See a red bandanna worn by Welles Remy Crowther, a 24-year-old equities trader-turned-hero in the South Tower. At age 16, he became a volunteer firefighter in his hometown of Upper Nyack, New York, and he used that training on 9/11 to guide survivors to the only viable staircase for escaping. To protect himself from the smoke, he covered his nose and mouth with the bandanna. Sadly, he ultimately died in the attack.
Read some of the heartfelt messages scribbled by recovery workers on the yellow hard hat worn by Salvation Army volunteer Debora Jackson, a Brooklyn resident who felt a calling to help and manned relief tents around Ground Zero for several months after 9/11. “To one of the best women I've ever met,” wrote one grateful worker.
Another must-see exhibit: “In the Hunt for Bin Laden,” which runs through January, details the extraordinary steps the U.S. government took to find the man considered the mastermind behind the attacks.
20th Anniversary activities
To observe the milestone anniversary, family members of the victims will gather on the memorial plaza at 8:30 a.m. to begin the annual ritual of reading aloud the names of those who lost their lives in the 9/11 attacks, as well as in the 1993 bombing. As the names are read, moments of silence will be observed six times, corresponding to the times when the two towers were struck, when they fell, when the attack on the Pentagon occurred, and when Flight 93 crashed in Pennsylvania. Houses of worship will be encouraged to toll their bells at 8:46 a.m., when the first plane struck.

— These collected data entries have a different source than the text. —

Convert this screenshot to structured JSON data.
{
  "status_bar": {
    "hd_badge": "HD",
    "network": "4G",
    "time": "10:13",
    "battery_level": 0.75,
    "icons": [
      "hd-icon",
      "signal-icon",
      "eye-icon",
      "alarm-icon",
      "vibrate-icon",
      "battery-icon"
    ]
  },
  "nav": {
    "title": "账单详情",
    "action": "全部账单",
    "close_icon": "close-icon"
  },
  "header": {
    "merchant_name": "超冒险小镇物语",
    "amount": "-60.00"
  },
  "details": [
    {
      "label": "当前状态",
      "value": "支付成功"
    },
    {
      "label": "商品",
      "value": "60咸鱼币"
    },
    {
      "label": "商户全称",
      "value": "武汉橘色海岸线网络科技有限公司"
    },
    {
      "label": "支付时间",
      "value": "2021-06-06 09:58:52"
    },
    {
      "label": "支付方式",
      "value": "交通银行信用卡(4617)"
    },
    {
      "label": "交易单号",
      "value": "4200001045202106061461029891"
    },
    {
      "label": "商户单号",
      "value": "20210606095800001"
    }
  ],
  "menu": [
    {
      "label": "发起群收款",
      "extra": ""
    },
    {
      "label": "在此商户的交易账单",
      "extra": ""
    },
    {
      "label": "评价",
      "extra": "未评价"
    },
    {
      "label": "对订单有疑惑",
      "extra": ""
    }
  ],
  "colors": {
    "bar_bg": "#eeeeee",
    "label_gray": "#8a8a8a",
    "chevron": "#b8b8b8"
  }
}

Although the ceremony is restricted to families of the victims, everyone in the vicinity will be able to view the annual “Tribute in Light.” In Lower Manhattan, near the site of the memorial, two beams of light representing the Twin Towers will soar up to four miles into the sky and be visible from as far away as 60 miles. Buildings throughout the city will light up their facades and rooftops in sky blue as well.